Of course, the problem with both of these are that it requires considerable effort. It's all there though, and probably during the winter months when I've got more time available I'll make a pass through and fix up some areas or tackle them as I come across them.

Good question
As I've become more intersted in bugs, I've started to accumulate a small collection of images. Some I haven't bothered to post because I'm 90% sure it's the same bug I've seen already posted here. I'm reluctant to contribute to clutter, but on the other hand, maybe I've identified it wrong, and there's some distinguishing characteristic that makes it different, or there's a small regional variation worth showing. But there are a lot of images from the southeast, so I'm guessing that we're going to be finding a lot of the same bugs frequently. I'm trying to be conservative in my image posting.

A related question has to do with the image licensing policy...perhaps the only images present for a certain species are all copyrighted with no Creative-Commons-like rights, in which case it would be good to add an image that is usable by others. But there's no good way to tell this without clicking on all the images and following the author links. Perhaps a way to filter on a CC license or an icon would help that.
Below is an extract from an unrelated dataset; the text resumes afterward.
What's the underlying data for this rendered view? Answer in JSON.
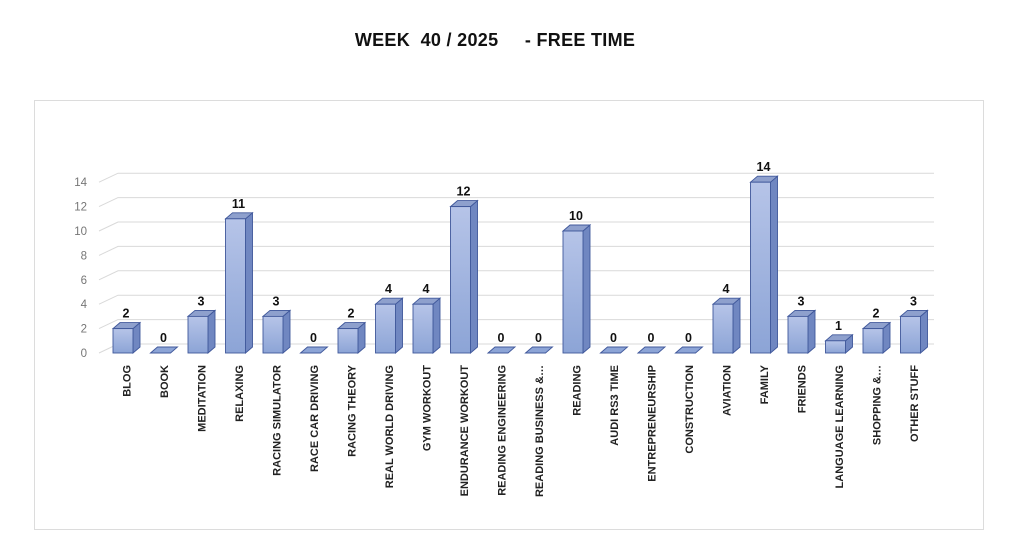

(Also relating to the licensing is what license applies to the user's text, including the field guides written by Troy & Patrick...but that's probably something for another thread).

 
A "CC" icon
That's a neat idea about including a creative commons icon for the images, perhaps along with the copyright text below it. I'll put that on my list.

 
Content Licensing
The licensing applies to all contributed content, not just the images. I tried to be careful to always refer to contributed content and not narrowly define that as images. Of course, people can put in their own licensing and say whatever they want, but for my part I tried to keep it general.

The "Terms of Use" in particular define what contributed content means. I slaved over that particular bit of legalese for days!